Improving the stability
of the self-assembled monolayer adsorbate. In our study of the nature of
monolayer-gold bonding, we observed poor solvent and electrochemical stability
of the base monolayer used to grow the ROMP coatings. Specifically, the
solvents used in SI-ROMP would lower the crystallinity of the alkyl region of
the monolayer, and reducing the component of monolayer stability associated
with intra-chain stabilization. We proceeded with a hypothesis that a y-shaped
adsorbate with two gold-interfacing thiol bonds would provide a more stable
monolayer and an environment-interfacing group with the conformational freedom
required for further functionalization and polymerization. Adsorbates are
synthesized through the thiol-yne addition of two thiol-containing head groups
to an alkyne-containing tail group. The resulting monolayers have two distinct
phases: a highly crystalline head phase adjacent to the gold substrate, and a
reduced density tail phase, which is in contact with the environment (Figure 1).

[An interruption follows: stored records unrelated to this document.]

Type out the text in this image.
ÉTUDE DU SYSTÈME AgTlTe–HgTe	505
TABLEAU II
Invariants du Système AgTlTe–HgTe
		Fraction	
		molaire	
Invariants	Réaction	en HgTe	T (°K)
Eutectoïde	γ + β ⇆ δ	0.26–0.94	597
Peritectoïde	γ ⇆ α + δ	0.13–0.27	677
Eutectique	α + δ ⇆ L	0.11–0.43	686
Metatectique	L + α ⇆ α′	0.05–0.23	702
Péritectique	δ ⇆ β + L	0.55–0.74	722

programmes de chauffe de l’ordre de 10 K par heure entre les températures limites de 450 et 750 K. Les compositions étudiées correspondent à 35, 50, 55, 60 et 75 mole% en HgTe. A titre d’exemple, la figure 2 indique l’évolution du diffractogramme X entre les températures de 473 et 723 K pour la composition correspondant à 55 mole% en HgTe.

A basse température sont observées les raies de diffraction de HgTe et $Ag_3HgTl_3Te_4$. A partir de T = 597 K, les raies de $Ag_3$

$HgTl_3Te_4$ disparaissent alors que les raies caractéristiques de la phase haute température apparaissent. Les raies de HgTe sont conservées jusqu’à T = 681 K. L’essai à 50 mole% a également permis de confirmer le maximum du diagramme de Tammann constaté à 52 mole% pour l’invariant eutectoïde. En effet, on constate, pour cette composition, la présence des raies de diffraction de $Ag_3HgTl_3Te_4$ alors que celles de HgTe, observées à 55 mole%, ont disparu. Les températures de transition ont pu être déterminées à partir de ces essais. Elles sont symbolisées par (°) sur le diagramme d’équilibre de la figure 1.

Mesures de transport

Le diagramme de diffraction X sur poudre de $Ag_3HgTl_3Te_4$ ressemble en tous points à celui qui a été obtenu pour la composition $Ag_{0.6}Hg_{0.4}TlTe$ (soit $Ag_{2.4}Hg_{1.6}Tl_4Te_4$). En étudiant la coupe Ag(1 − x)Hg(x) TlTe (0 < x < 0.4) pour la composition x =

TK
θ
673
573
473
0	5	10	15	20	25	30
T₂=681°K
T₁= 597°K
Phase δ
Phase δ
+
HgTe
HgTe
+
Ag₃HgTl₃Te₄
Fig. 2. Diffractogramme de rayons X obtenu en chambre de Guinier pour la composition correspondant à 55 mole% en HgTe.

The ellipsometric thickness of 27 Å is consistent with the proposed structure,
where a densely packed decanedithiol monolayer is capped with an 11 carbon
long, second layer at 50% lateral chain density. The Fourier transform infrared
peaks associated with asymmetric and symmetric methylene stretching are shifted
toward higher wavenumbers compared to those of well-packed self-assembled
monolayers (SAMs), which shows a lower average crystallinity of the thiol-yne
monolayers compared to a typical monolayer. Contact angle measurements indicate
an intermediate surface energy for the thiol-yne monolayer surface, owing to
the contribution of exposed methylene functionality at the surface in addition
to the acid terminal group. The conformational freedom at the surface was
demonstrated through remodeling the thiol-yne surface under an applied
potential. Changes in the receding contact angle in response to an external
potential support the capacity for reorientation of the surface presenting
groups. Despite the low packing at the solution interface, thiol-yne monolayers
are resistant to water and ion transport, supporting the presence of a densely
structured layer at the gold surface. Further, the electrochemical stability of
the thiol-yne adsorbates exceeded that of well-packed SAMs, requiring a more
reductive potential to desorb the thiol-yne monolayers from the gold surface.
The thiol-yne monolayer approach is not limited to carboxylate functionality
and is readily adapted for low-density monolayers of varied functionality. This
work is published as an article in Langmuir.
Figure 1. The design of
thiol-yne adsorbates for low interfacial density and high monolayer stability.
(a) Solution phase synthesis of a bifunctional adsorbate through
click-chemistry and subsequent adsorption. (b) Description of stabilizing
forces in thiol-yne SAMs.
We are continuing in
this promising area of surface chemistry with the simplified synthesis of these
highly stable thiol-yne adsorbates through a surface grafting approach. A manuscript
which describes the surface modification approach and characterizes these
coatings is in preparation for publication as an article in Langmuir.
Stability of SI-ROMP. Here, we investigate
the grafting of thiols to surface-initiated polynorbornene (pNB) as a novel
approach towards highly-stable, ROMP-type conformal coatings (Figure 2). We
have developed the grafting reaction in the solution phase, where alkyl or
fluorocarbon thiols are grafted to the pNB backbone at olefinic sites.
Conversion of olefin groups is >95% by FTIR, and the resulting FTIR spectra
have appropriate additional peaks for linear alkyl or fluorocarbon groups. The
removal of the olefin functionality from the polymer backbone decreased the
rate of coating damage from solvents by over 50%. As expected, the coatings are
still damaged by solvents, as the removal of olefin is incomplete, and 100%
conversion would be required for complete protection by thiol-ene grafting.
These findings perfectly motivate our originally-proposed Objective 3, where
crosslinking of the coatings by a dithiol species will both remove the majority
of the olefin in the backbone, and also provide covalent reinforcement around
potential cleavage site. Work on this task is ongoing.
Figure 2. Surface-initiated
ROMP polymers are unstable in oxygenated solvent. Gas-phase grafting of thiols
to the unsaturated backbone improves polymer stability by consuming alkene
functionality.